Se pusieron al corriente mientras comían en los comedores. El padre de Nijimura había mejorado espectacularmente y la familia había decidido volver de Estados Unidos. Nijimura había entrado en la universidad gracias a la beca, y entre eso y la buena salud de su padre estaba dispuesto a intentarlo de nuevo.
— He pensado en apuntarme al club de baloncesto. Aunque hace años que no juego, y posiblemente solo fuese un lastre —  comentó Nijimura con modestia —  , ¿tú estás en el equipo?
— La verdad es que también hace mucho que no juego —  contestó Kubota. Nijimura soltó los palillos de golpe y lo agarró por los hombros con efusividad.
—  Joder, pues nos apuntamos los dos. ¡como en los viejos tiempos! ¿qué te parece?
Kubota sonrió. Como en los viejos tiempos.

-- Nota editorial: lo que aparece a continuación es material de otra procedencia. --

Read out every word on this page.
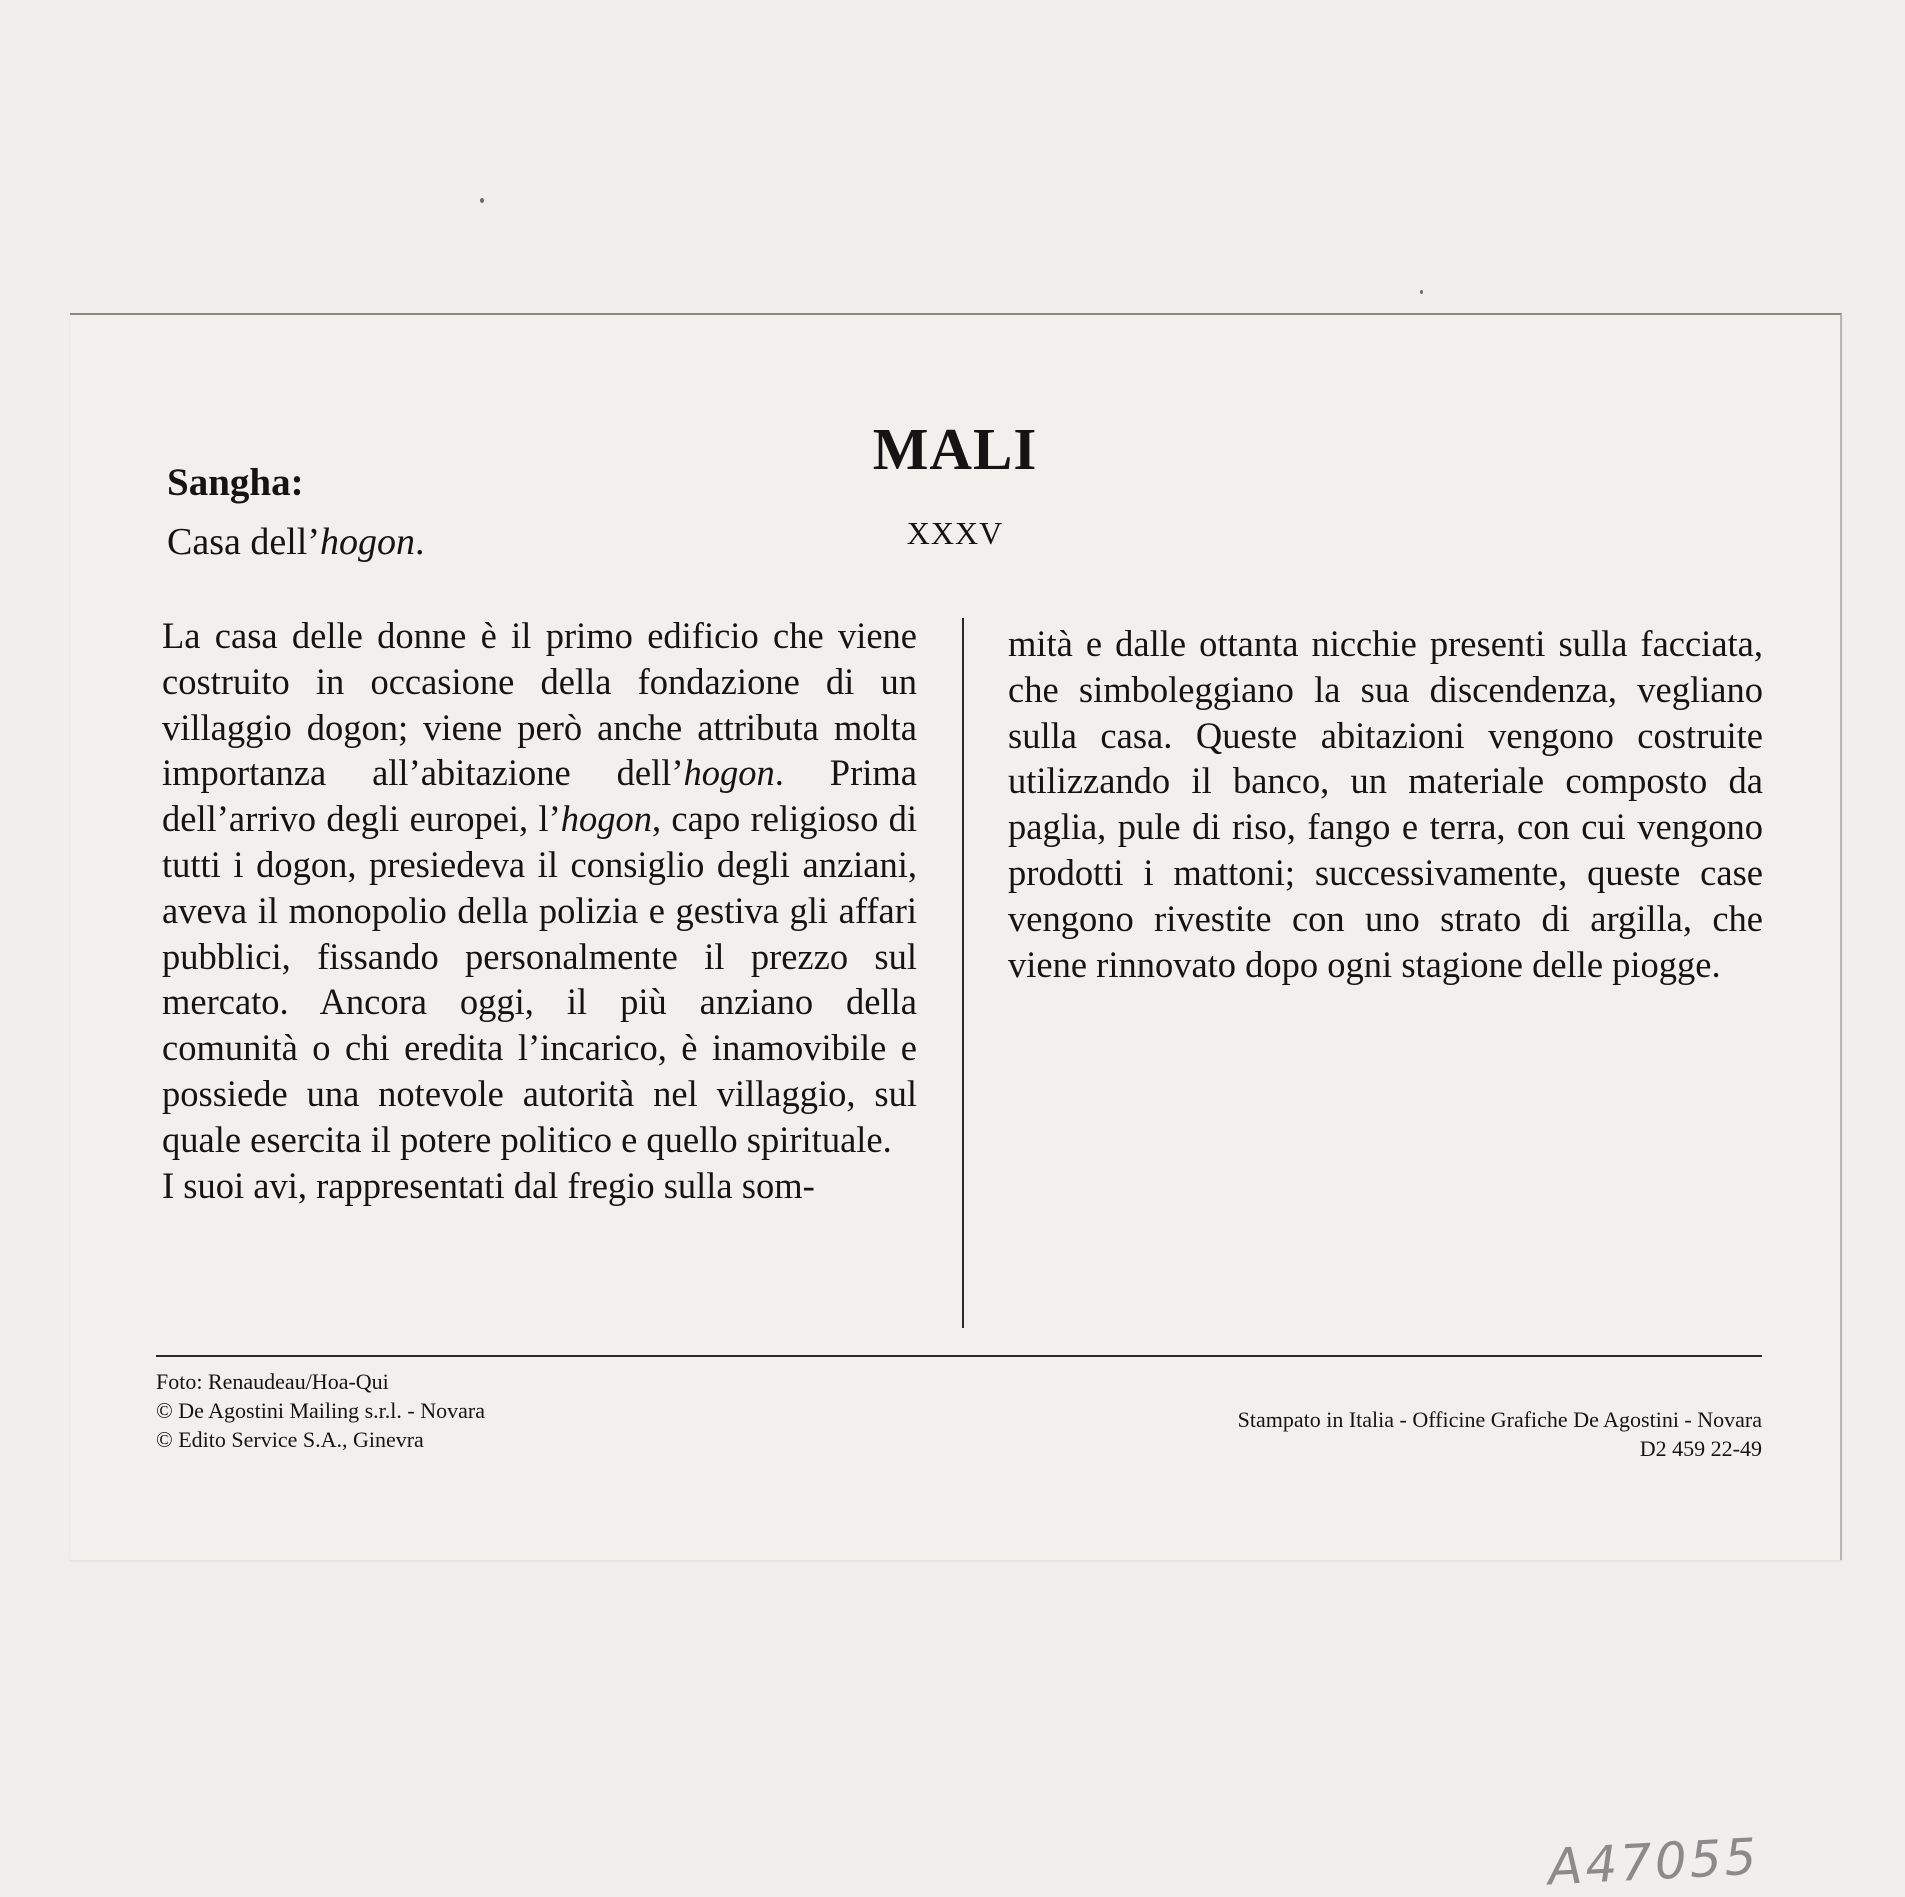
MALI
XXXV
Sangha:
Casa dell’hogon.

La casa delle donne è il primo edificio che viene costruito in occasione della fondazione di un villaggio dogon; viene però anche attributa molta importanza all’abitazione dell’hogon. Prima dell’arrivo degli europei, l’hogon, capo religioso di tutti i dogon, presiedeva il consiglio degli anziani, aveva il monopolio della polizia e gestiva gli affari pubblici, fissando personalmente il prezzo sul mercato. Ancora oggi, il più anziano della comunità o chi eredita l’incarico, è inamovibile e possiede una notevole autorità nel villaggio, sul quale esercita il potere politico e quello spirituale.

I suoi avi, rappresentati dal fregio sulla som-

mità e dalle ottanta nicchie presenti sulla facciata, che simboleggiano la sua discendenza, vegliano sulla casa. Queste abitazioni vengono costruite utilizzando il banco, un materiale composto da paglia, pule di riso, fango e terra, con cui vengono prodotti i mattoni; successivamente, queste case vengono rivestite con uno strato di argilla, che viene rinnovato dopo ogni stagione delle piogge.

Foto: Renaudeau/Hoa-Qui
© De Agostini Mailing s.r.l. - Novara
© Edito Service S.A., Ginevra
Stampato in Italia - Officine Grafiche De Agostini - Novara
D2 459 22-49
A47055
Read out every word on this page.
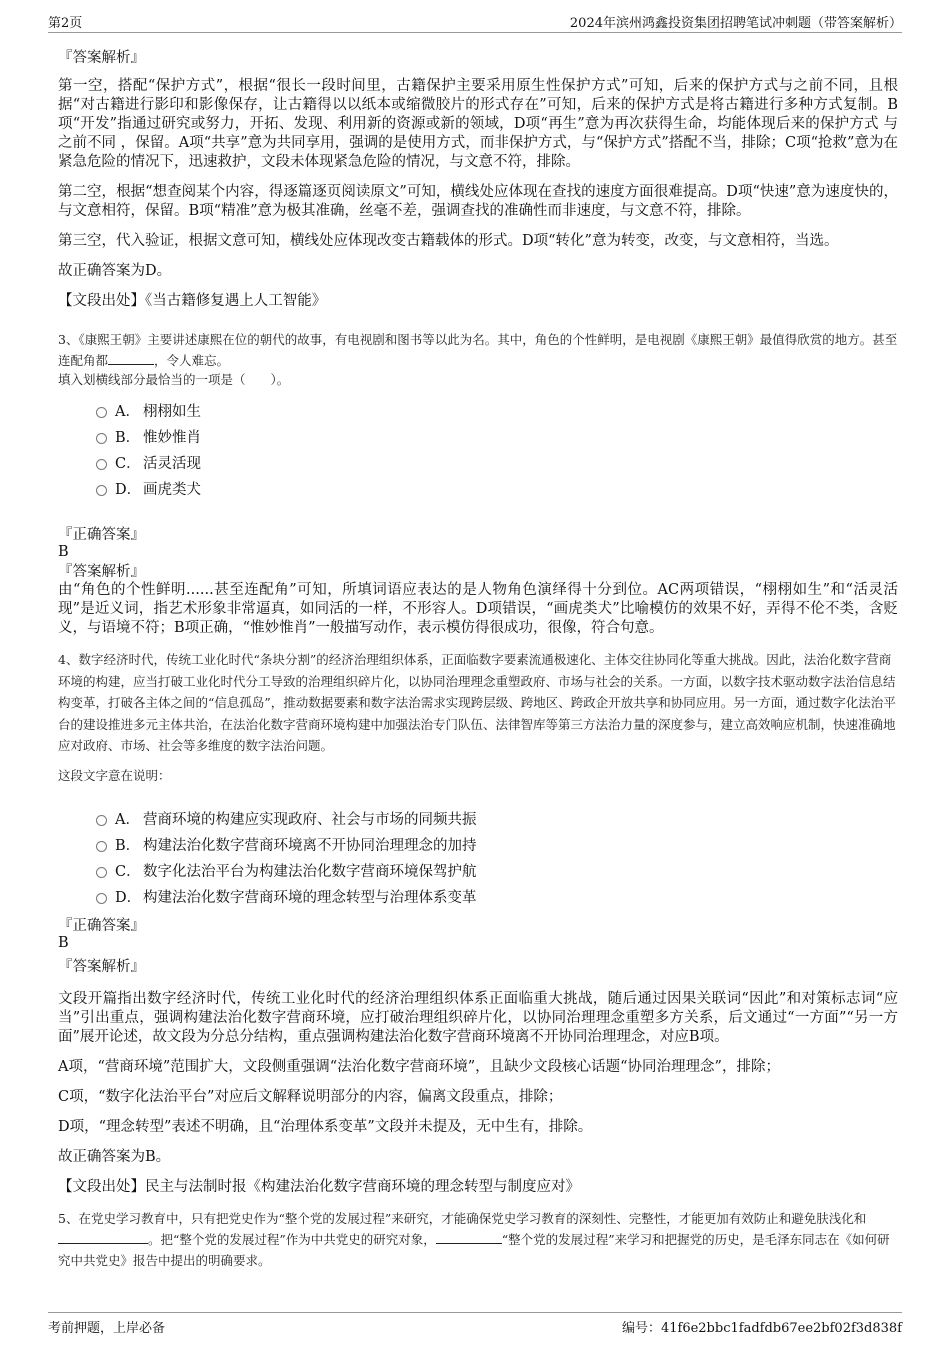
第2页	2024年滨州鸿鑫投资集团招聘笔试冲刺题（带答案解析）
『答案解析』

第一空，搭配“保护方式”，根据“很长一段时间里，古籍保护主要采用原生性保护方式”可知，后来的保护方式与之前不同，且根据“对古籍进行影印和影像保存，让古籍得以以纸本或缩微胶片的形式存在”可知，后来的保护方式是将古籍进行多种方式复制。B项“开发”指通过研究或努力，开拓、发现、利用新的资源或新的领域，D项“再生”意为再次获得生命，均能体现后来的保护方式 与之前不同 ，保留。A项“共享”意为共同享用，强调的是使用方式，而非保护方式，与“保护方式”搭配不当，排除；C项“抢救”意为在紧急危险的情况下，迅速救护，文段未体现紧急危险的情况，与文意不符，排除。

第二空，根据“想查阅某个内容，得逐篇逐页阅读原文”可知，横线处应体现在查找的速度方面很难提高。D项“快速”意为速度快的，与文意相符，保留。B项“精准”意为极其准确，丝毫不差，强调查找的准确性而非速度，与文意不符，排除。

第三空，代入验证，根据文意可知，横线处应体现改变古籍载体的形式。D项“转化”意为转变，改变，与文意相符，当选。

故正确答案为D。

【文段出处】《当古籍修复遇上人工智能》

3、《康熙王朝》主要讲述康熙在位的朝代的故事，有电视剧和图书等以此为名。其中，角色的个性鲜明，是电视剧《康熙王朝》最值得欣赏的地方。甚至连配角都	，令人难忘。

填入划横线部分最恰当的一项是（　　）。

A． 栩栩如生
B． 惟妙惟肖
C． 活灵活现
D． 画虎类犬
『正确答案』
B
『答案解析』

由“角色的个性鲜明......甚至连配角”可知，所填词语应表达的是人物角色演绎得十分到位。AC两项错误，“栩栩如生”和“活灵活现”是近义词，指艺术形象非常逼真，如同活的一样，不形容人。D项错误，“画虎类犬”比喻模仿的效果不好，弄得不伦不类，含贬义，与语境不符；B项正确，“惟妙惟肖”一般描写动作，表示模仿得很成功，很像，符合句意。

4、数字经济时代，传统工业化时代“条块分割”的经济治理组织体系，正面临数字要素流通极速化、主体交往协同化等重大挑战。因此，法治化数字营商环境的构建，应当打破工业化时代分工导致的治理组织碎片化，以协同治理理念重塑政府、市场与社会的关系。一方面，以数字技术驱动数字法治信息结构变革，打破各主体之间的“信息孤岛”，推动数据要素和数字法治需求实现跨层级、跨地区、跨政企开放共享和协同应用。另一方面，通过数字化法治平台的建设推进多元主体共治，在法治化数字营商环境构建中加强法治专门队伍、法律智库等第三方法治力量的深度参与，建立高效响应机制，快速准确地应对政府、市场、社会等多维度的数字法治问题。

这段文字意在说明：

A． 营商环境的构建应实现政府、社会与市场的同频共振
B． 构建法治化数字营商环境离不开协同治理理念的加持
C． 数字化法治平台为构建法治化数字营商环境保驾护航
D． 构建法治化数字营商环境的理念转型与治理体系变革
『正确答案』
B
『答案解析』

文段开篇指出数字经济时代，传统工业化时代的经济治理组织体系正面临重大挑战，随后通过因果关联词“因此”和对策标志词“应当”引出重点，强调构建法治化数字营商环境，应打破治理组织碎片化，以协同治理理念重塑多方关系，后文通过“一方面”“另一方面”展开论述，故文段为分总分结构，重点强调构建法治化数字营商环境离不开协同治理理念，对应B项。

A项，“营商环境”范围扩大，文段侧重强调“法治化数字营商环境”，且缺少文段核心话题“协同治理理念”，排除；

C项，“数字化法治平台”对应后文解释说明部分的内容，偏离文段重点，排除；

D项，“理念转型”表述不明确，且“治理体系变革”文段并未提及，无中生有，排除。

故正确答案为B。

【文段出处】民主与法制时报《构建法治化数字营商环境的理念转型与制度应对》

5、在党史学习教育中，只有把党史作为“整个党的发展过程”来研究，才能确保党史学习教育的深刻性、完整性，才能更加有效防止和避免肤浅化和。把“整个党的发展过程”作为中共党史的研究对象，	“整个党的发展过程”来学习和把握党的历史，是毛泽东同志在《如何研究中共党史》报告中提出的明确要求。

考前押题，上岸必备	编号：41f6e2bbc1fadfdb67ee2bf02f3d838f
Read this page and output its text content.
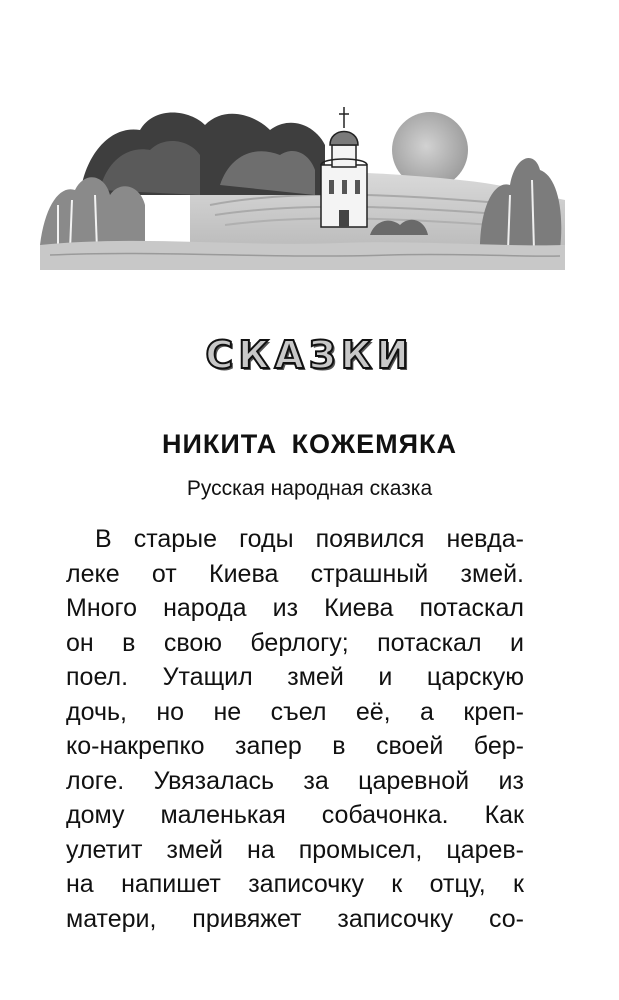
СКАЗКИ
НИКИТА КОЖЕМЯКА
Русская народная сказка
В старые годы появился невда-
леке от Киева страшный змей.
Много народа из Киева потаскал
он в свою берлогу; потаскал и
поел. Утащил змей и царскую
дочь, но не съел её, а креп-
ко-накрепко запер в своей бер-
логе. Увязалась за царевной из
дому маленькая собачонка. Как
улетит змей на промысел, царев-
на напишет записочку к отцу, к
матери, привяжет записочку со-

Exactamente como en los viejos tiempos.

Fue en la primavera siguiente, con la llegada de los nuevos alumnos, cuando llegó a oídos de Kubota una voz que le heló la sangre en las venas.
—  Nijimura-san, Kubota-san. No esperaba encontraros aquí.
Akashi Seijuurou caminó hacia ellos con elegancia. Kubota notó como Nijimura, a su lado, se ponía nervioso aunque intentase aparentar normalidad.
—  Pero sí es Akashi, ¿cómo tú por aquí? - su voz sonaba al menos dos octavas más altas de lo normal. Akashi sonrió.
—  Estoy en la universidad y he venido a apuntarme al equipo. Es una sorpresa agradable verte de nuevo, capitán Nijimura.
Eso había sido un golpe bajó, calculado con malicia y con intención. Nijimura se puso rojo a la misma velocidad que se ensanchaba la sonrisa de Akashi. Kubota vio pasar su adolescencia ante sus ojos.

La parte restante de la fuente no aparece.